There's something called adaptive software take voice recognition for example softwares where you speak and it types a word doc

Again, I can confirm this is NOT adaptive software. I have worked with OCR technology and believe me there is no evolution into that whatsoever, nor is there in voice recognition.




nah man sorry but you are wrong on this. the ai adapts to its surroundings. just like in halo. those creatures running around are "thinking" and the code updates itself.

That is not true. All games use well known and old AI algorithms so I won't spend time explaining it here when many articles exist for that. People, games are not smart - they just use predefined set of instructions and an info database.




Consciousness creates and understands logic, there is no logic(programming) which can create consciousness.

That is also what I believe at the moment.

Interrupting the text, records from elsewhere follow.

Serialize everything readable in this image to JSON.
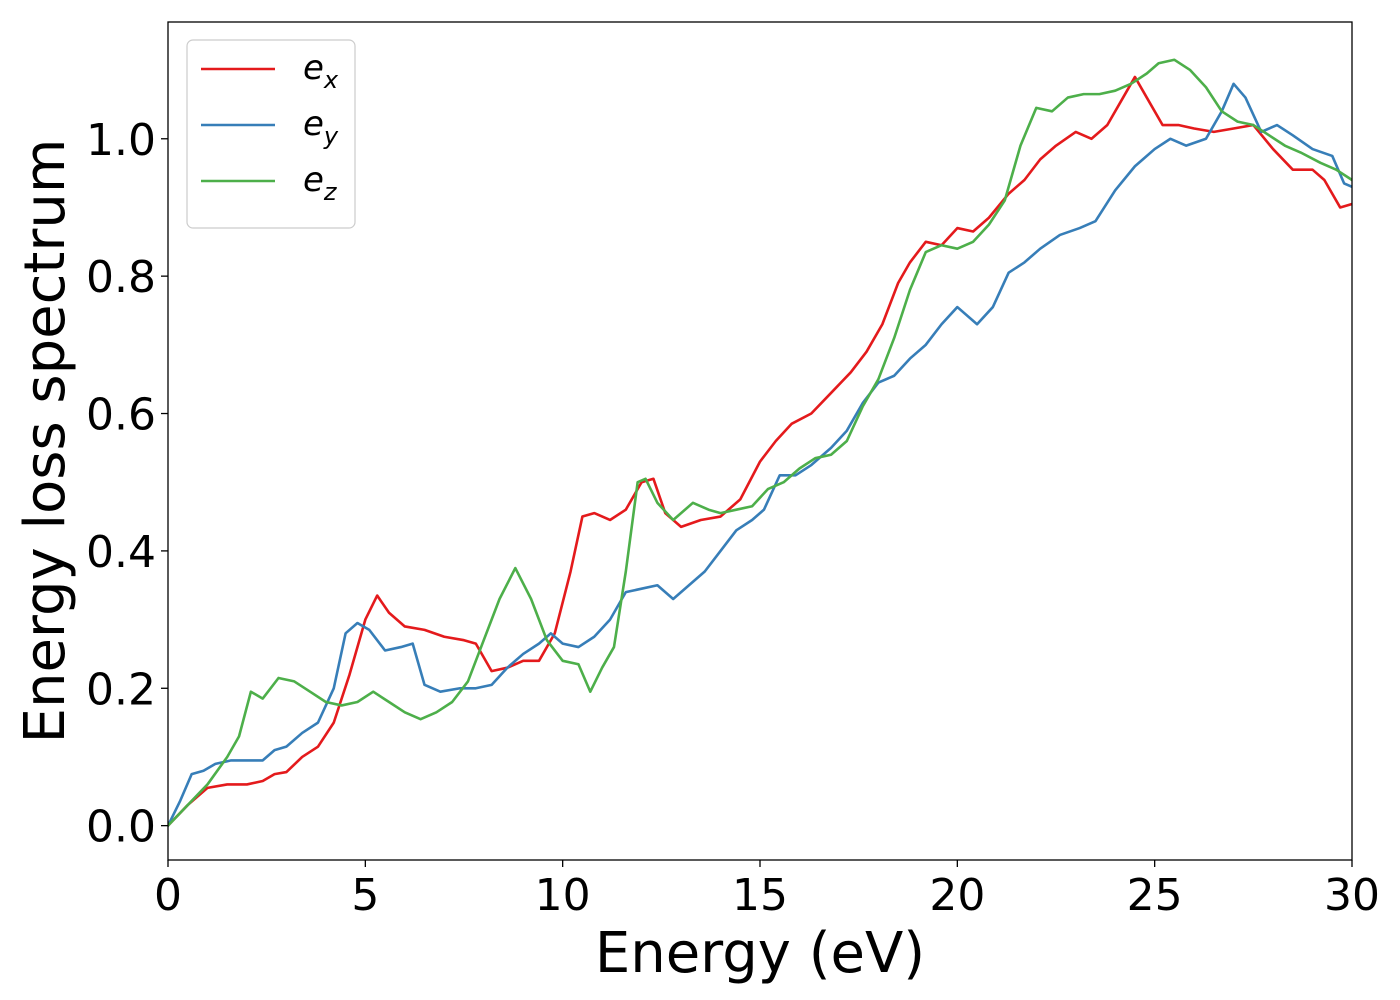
{
  "chart_data": {
    "type": "line",
    "title": "",
    "xlabel": "Energy (eV)",
    "ylabel": "Energy loss spectrum",
    "xlim": [
      0,
      30
    ],
    "ylim": [
      -0.05,
      1.17
    ],
    "xticks": [
      0,
      5,
      10,
      15,
      20,
      25,
      30
    ],
    "xtick_labels": [
      "0",
      "5",
      "10",
      "15",
      "20",
      "25",
      "30"
    ],
    "yticks": [
      0.0,
      0.2,
      0.4,
      0.6,
      0.8,
      1.0
    ],
    "ytick_labels": [
      "0.0",
      "0.2",
      "0.4",
      "0.6",
      "0.8",
      "1.0"
    ],
    "grid": false,
    "legend_position": "top-left",
    "series": [
      {
        "name": "e",
        "subscript": "x",
        "color": "#e41a1c",
        "points": [
          [
            0,
            0
          ],
          [
            0.5,
            0.03
          ],
          [
            1,
            0.055
          ],
          [
            1.5,
            0.06
          ],
          [
            2,
            0.06
          ],
          [
            2.4,
            0.065
          ],
          [
            2.7,
            0.075
          ],
          [
            3,
            0.078
          ],
          [
            3.4,
            0.1
          ],
          [
            3.8,
            0.115
          ],
          [
            4.2,
            0.15
          ],
          [
            4.6,
            0.22
          ],
          [
            5,
            0.3
          ],
          [
            5.3,
            0.335
          ],
          [
            5.6,
            0.31
          ],
          [
            6,
            0.29
          ],
          [
            6.5,
            0.285
          ],
          [
            7,
            0.275
          ],
          [
            7.5,
            0.27
          ],
          [
            7.8,
            0.265
          ],
          [
            8.2,
            0.225
          ],
          [
            8.6,
            0.23
          ],
          [
            9,
            0.24
          ],
          [
            9.4,
            0.24
          ],
          [
            9.8,
            0.28
          ],
          [
            10.2,
            0.37
          ],
          [
            10.5,
            0.45
          ],
          [
            10.8,
            0.455
          ],
          [
            11.2,
            0.445
          ],
          [
            11.6,
            0.46
          ],
          [
            12,
            0.5
          ],
          [
            12.3,
            0.505
          ],
          [
            12.6,
            0.455
          ],
          [
            13,
            0.435
          ],
          [
            13.5,
            0.445
          ],
          [
            14,
            0.45
          ],
          [
            14.5,
            0.475
          ],
          [
            15,
            0.53
          ],
          [
            15.4,
            0.56
          ],
          [
            15.8,
            0.585
          ],
          [
            16.3,
            0.6
          ],
          [
            16.8,
            0.63
          ],
          [
            17.3,
            0.66
          ],
          [
            17.7,
            0.69
          ],
          [
            18.1,
            0.73
          ],
          [
            18.5,
            0.79
          ],
          [
            18.8,
            0.82
          ],
          [
            19.2,
            0.85
          ],
          [
            19.6,
            0.845
          ],
          [
            20,
            0.87
          ],
          [
            20.4,
            0.865
          ],
          [
            20.8,
            0.885
          ],
          [
            21.3,
            0.92
          ],
          [
            21.7,
            0.94
          ],
          [
            22.1,
            0.97
          ],
          [
            22.5,
            0.99
          ],
          [
            23,
            1.01
          ],
          [
            23.4,
            1.0
          ],
          [
            23.8,
            1.02
          ],
          [
            24.2,
            1.06
          ],
          [
            24.5,
            1.09
          ],
          [
            24.8,
            1.06
          ],
          [
            25.2,
            1.02
          ],
          [
            25.6,
            1.02
          ],
          [
            26,
            1.015
          ],
          [
            26.5,
            1.01
          ],
          [
            27,
            1.015
          ],
          [
            27.5,
            1.02
          ],
          [
            28,
            0.985
          ],
          [
            28.5,
            0.955
          ],
          [
            29,
            0.955
          ],
          [
            29.3,
            0.94
          ],
          [
            29.7,
            0.9
          ],
          [
            30,
            0.905
          ]
        ]
      },
      {
        "name": "e",
        "subscript": "y",
        "color": "#377eb8",
        "points": [
          [
            0,
            0
          ],
          [
            0.3,
            0.035
          ],
          [
            0.6,
            0.075
          ],
          [
            0.9,
            0.08
          ],
          [
            1.2,
            0.09
          ],
          [
            1.6,
            0.095
          ],
          [
            2,
            0.095
          ],
          [
            2.4,
            0.095
          ],
          [
            2.7,
            0.11
          ],
          [
            3,
            0.115
          ],
          [
            3.4,
            0.135
          ],
          [
            3.8,
            0.15
          ],
          [
            4.2,
            0.2
          ],
          [
            4.5,
            0.28
          ],
          [
            4.8,
            0.295
          ],
          [
            5.1,
            0.285
          ],
          [
            5.5,
            0.255
          ],
          [
            5.9,
            0.26
          ],
          [
            6.2,
            0.265
          ],
          [
            6.5,
            0.205
          ],
          [
            6.9,
            0.195
          ],
          [
            7.4,
            0.2
          ],
          [
            7.8,
            0.2
          ],
          [
            8.2,
            0.205
          ],
          [
            8.6,
            0.23
          ],
          [
            9,
            0.25
          ],
          [
            9.4,
            0.265
          ],
          [
            9.7,
            0.28
          ],
          [
            10,
            0.265
          ],
          [
            10.4,
            0.26
          ],
          [
            10.8,
            0.275
          ],
          [
            11.2,
            0.3
          ],
          [
            11.6,
            0.34
          ],
          [
            12,
            0.345
          ],
          [
            12.4,
            0.35
          ],
          [
            12.8,
            0.33
          ],
          [
            13.2,
            0.35
          ],
          [
            13.6,
            0.37
          ],
          [
            14,
            0.4
          ],
          [
            14.4,
            0.43
          ],
          [
            14.8,
            0.445
          ],
          [
            15.1,
            0.46
          ],
          [
            15.5,
            0.51
          ],
          [
            15.9,
            0.51
          ],
          [
            16.3,
            0.525
          ],
          [
            16.8,
            0.55
          ],
          [
            17.2,
            0.575
          ],
          [
            17.6,
            0.615
          ],
          [
            18,
            0.645
          ],
          [
            18.4,
            0.655
          ],
          [
            18.8,
            0.68
          ],
          [
            19.2,
            0.7
          ],
          [
            19.6,
            0.73
          ],
          [
            20,
            0.755
          ],
          [
            20.5,
            0.73
          ],
          [
            20.9,
            0.755
          ],
          [
            21.3,
            0.805
          ],
          [
            21.7,
            0.82
          ],
          [
            22.1,
            0.84
          ],
          [
            22.6,
            0.86
          ],
          [
            23.1,
            0.87
          ],
          [
            23.5,
            0.88
          ],
          [
            24,
            0.925
          ],
          [
            24.5,
            0.96
          ],
          [
            25,
            0.985
          ],
          [
            25.4,
            1.0
          ],
          [
            25.8,
            0.99
          ],
          [
            26.3,
            1.0
          ],
          [
            26.7,
            1.04
          ],
          [
            27,
            1.08
          ],
          [
            27.3,
            1.06
          ],
          [
            27.7,
            1.01
          ],
          [
            28.1,
            1.02
          ],
          [
            28.5,
            1.005
          ],
          [
            29,
            0.985
          ],
          [
            29.5,
            0.975
          ],
          [
            29.8,
            0.935
          ],
          [
            30,
            0.93
          ]
        ]
      },
      {
        "name": "e",
        "subscript": "z",
        "color": "#4daf4a",
        "points": [
          [
            0,
            0
          ],
          [
            0.5,
            0.03
          ],
          [
            1,
            0.06
          ],
          [
            1.5,
            0.1
          ],
          [
            1.8,
            0.13
          ],
          [
            2.1,
            0.195
          ],
          [
            2.4,
            0.185
          ],
          [
            2.8,
            0.215
          ],
          [
            3.2,
            0.21
          ],
          [
            3.6,
            0.195
          ],
          [
            4,
            0.18
          ],
          [
            4.4,
            0.175
          ],
          [
            4.8,
            0.18
          ],
          [
            5.2,
            0.195
          ],
          [
            5.6,
            0.18
          ],
          [
            6,
            0.165
          ],
          [
            6.4,
            0.155
          ],
          [
            6.8,
            0.165
          ],
          [
            7.2,
            0.18
          ],
          [
            7.6,
            0.21
          ],
          [
            8,
            0.27
          ],
          [
            8.4,
            0.33
          ],
          [
            8.8,
            0.375
          ],
          [
            9.2,
            0.33
          ],
          [
            9.6,
            0.27
          ],
          [
            10,
            0.24
          ],
          [
            10.4,
            0.235
          ],
          [
            10.7,
            0.195
          ],
          [
            11,
            0.23
          ],
          [
            11.3,
            0.26
          ],
          [
            11.6,
            0.37
          ],
          [
            11.9,
            0.5
          ],
          [
            12.1,
            0.505
          ],
          [
            12.4,
            0.47
          ],
          [
            12.8,
            0.445
          ],
          [
            13.3,
            0.47
          ],
          [
            13.7,
            0.46
          ],
          [
            14,
            0.455
          ],
          [
            14.4,
            0.46
          ],
          [
            14.8,
            0.465
          ],
          [
            15.2,
            0.49
          ],
          [
            15.6,
            0.5
          ],
          [
            16,
            0.52
          ],
          [
            16.4,
            0.535
          ],
          [
            16.8,
            0.54
          ],
          [
            17.2,
            0.56
          ],
          [
            17.6,
            0.61
          ],
          [
            18,
            0.65
          ],
          [
            18.4,
            0.71
          ],
          [
            18.8,
            0.78
          ],
          [
            19.2,
            0.835
          ],
          [
            19.6,
            0.845
          ],
          [
            20,
            0.84
          ],
          [
            20.4,
            0.85
          ],
          [
            20.8,
            0.875
          ],
          [
            21.2,
            0.91
          ],
          [
            21.6,
            0.99
          ],
          [
            22,
            1.045
          ],
          [
            22.4,
            1.04
          ],
          [
            22.8,
            1.06
          ],
          [
            23.2,
            1.065
          ],
          [
            23.6,
            1.065
          ],
          [
            24,
            1.07
          ],
          [
            24.4,
            1.08
          ],
          [
            24.8,
            1.095
          ],
          [
            25.1,
            1.11
          ],
          [
            25.5,
            1.115
          ],
          [
            25.9,
            1.1
          ],
          [
            26.3,
            1.075
          ],
          [
            26.7,
            1.04
          ],
          [
            27.1,
            1.025
          ],
          [
            27.5,
            1.02
          ],
          [
            27.9,
            1.005
          ],
          [
            28.3,
            0.99
          ],
          [
            28.7,
            0.98
          ],
          [
            29.2,
            0.965
          ],
          [
            29.6,
            0.955
          ],
          [
            30,
            0.94
          ]
        ]
      }
    ]
  }
}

Someone also mentioned bio-robots. I think this is possible and is being researched as we speak - in both ways, controlling the brain through AI and controlling the AI through brain. Note that currently it is possible to control parts of nervous system (not brain) by stimulating certain nerve branches with electricity.

As a conclusion of mine about the OP and comments, I say it would be best to research game AI and chat AI articles on google if your mind is tickling. The article in comment above me is interesting as well - you will be surprised how simple these things are at the moment and how little advancement we have made in last 10 years.
Basically, most work related to AI is done to optimize it so it becomes usable in common house robots, or medical/police robots.